The Rise of Mexico’s Vigilante Militias: Will They Help or Hurt the Drug War?

Mexico Vigilantes

An armed and masked man guards a roadblock at the entrance to the community of Cruz Quemada, near Ayutla, on Jan. 19, 2013.

Clad in sombreros and baseball caps and clutching assault rifles, shotguns and machetes, the men take defensive positions on a hillside neighborhood of the ramshackle mountain town of Tierra Colorada and gather residents from their homes. You have suffered too much at the hands of kidnappers, extortionists and drug cartels, they tell them. It is time to fight back. “If you are in favor of our community police and want to join or support us, then step forward,” says Esteban Ramos, a leader of the local militia. First the crowd is silent. Then a middle-aged man in a red t-shirt stands up and walks forward. He is followed by a young man barely out of his teens. Finally, nine men come forward with their hands raised to the applause of the crowd. A new squad has been born.

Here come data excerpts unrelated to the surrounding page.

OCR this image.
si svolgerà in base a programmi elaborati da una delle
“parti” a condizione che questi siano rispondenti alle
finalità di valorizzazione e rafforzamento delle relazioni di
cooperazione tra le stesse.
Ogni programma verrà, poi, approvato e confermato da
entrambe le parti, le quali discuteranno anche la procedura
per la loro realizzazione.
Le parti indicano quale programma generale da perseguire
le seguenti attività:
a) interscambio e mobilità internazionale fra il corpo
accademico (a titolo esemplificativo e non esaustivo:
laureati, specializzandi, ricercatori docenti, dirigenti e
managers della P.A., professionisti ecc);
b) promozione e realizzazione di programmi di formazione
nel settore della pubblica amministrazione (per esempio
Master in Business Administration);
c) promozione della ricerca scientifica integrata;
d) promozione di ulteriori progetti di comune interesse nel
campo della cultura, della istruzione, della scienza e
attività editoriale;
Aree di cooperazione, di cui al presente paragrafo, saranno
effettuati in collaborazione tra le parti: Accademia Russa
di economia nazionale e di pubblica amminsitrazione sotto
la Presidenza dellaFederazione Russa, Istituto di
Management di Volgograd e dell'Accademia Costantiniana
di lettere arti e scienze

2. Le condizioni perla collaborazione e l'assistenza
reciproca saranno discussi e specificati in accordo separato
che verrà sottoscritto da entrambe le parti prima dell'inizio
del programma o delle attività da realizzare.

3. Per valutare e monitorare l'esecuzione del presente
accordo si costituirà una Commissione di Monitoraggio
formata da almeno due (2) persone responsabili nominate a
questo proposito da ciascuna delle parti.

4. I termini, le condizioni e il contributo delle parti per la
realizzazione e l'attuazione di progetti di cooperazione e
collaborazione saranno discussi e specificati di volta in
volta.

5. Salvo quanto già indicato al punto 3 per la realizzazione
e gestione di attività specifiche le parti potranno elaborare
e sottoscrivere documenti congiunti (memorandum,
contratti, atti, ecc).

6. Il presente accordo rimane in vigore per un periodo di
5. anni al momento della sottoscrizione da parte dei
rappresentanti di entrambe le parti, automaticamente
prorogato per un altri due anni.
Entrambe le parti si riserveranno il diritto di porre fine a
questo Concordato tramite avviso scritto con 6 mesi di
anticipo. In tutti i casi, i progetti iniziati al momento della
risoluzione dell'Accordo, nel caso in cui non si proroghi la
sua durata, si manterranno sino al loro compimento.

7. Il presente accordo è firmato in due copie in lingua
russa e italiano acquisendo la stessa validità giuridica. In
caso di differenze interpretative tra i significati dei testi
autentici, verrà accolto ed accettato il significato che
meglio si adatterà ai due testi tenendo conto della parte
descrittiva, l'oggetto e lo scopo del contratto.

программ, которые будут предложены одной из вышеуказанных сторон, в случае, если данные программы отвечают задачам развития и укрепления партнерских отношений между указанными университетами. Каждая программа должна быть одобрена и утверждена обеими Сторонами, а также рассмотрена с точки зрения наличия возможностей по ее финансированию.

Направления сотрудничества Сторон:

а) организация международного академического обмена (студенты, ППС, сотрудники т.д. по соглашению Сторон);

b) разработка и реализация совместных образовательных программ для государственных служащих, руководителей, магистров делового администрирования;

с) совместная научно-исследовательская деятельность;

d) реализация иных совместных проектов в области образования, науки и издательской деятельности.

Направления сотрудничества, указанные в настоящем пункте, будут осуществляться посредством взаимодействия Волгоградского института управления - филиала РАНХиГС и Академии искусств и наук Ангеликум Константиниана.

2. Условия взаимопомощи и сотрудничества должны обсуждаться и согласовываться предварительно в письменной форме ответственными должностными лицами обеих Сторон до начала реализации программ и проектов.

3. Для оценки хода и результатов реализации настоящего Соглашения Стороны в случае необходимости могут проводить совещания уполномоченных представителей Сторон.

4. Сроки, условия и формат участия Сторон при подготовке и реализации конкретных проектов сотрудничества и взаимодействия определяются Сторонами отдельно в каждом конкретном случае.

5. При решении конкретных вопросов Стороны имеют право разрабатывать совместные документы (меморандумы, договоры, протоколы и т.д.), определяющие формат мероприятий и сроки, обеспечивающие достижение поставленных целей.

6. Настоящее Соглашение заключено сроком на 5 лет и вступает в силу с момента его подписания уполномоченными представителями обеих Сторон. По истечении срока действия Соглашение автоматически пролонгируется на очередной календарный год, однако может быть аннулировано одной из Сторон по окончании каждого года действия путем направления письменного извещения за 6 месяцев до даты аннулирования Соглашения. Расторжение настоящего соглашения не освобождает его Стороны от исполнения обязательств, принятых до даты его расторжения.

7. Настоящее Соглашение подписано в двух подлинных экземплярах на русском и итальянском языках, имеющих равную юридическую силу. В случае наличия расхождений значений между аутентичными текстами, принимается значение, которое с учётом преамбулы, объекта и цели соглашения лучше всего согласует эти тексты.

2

Such vigilante groups have been spreading rapidly across Mexico’s southwestern mountains this year as crime-weary residents decide to take justice into their own hands. They now claim thousands of adherents here in the state of Guerrero, where Tierra Colorada is located, and have emerged in at least seven other states. Militias made up of farmers, mechanics, shopkeepers and taxi drivers set up check points, patrol streets and drag alleged criminals into makeshift prisons. While they have handed over most detainees to state prosecutors, they have put some on public trials, shot others dead and come under fire themselves. They have also had some tense stand-offs with police and soldiers. When a militia commander was killed last month in Tierra Colorada, hundreds of vigilantes descended on it, detaining several police officers before handing them over to state officials.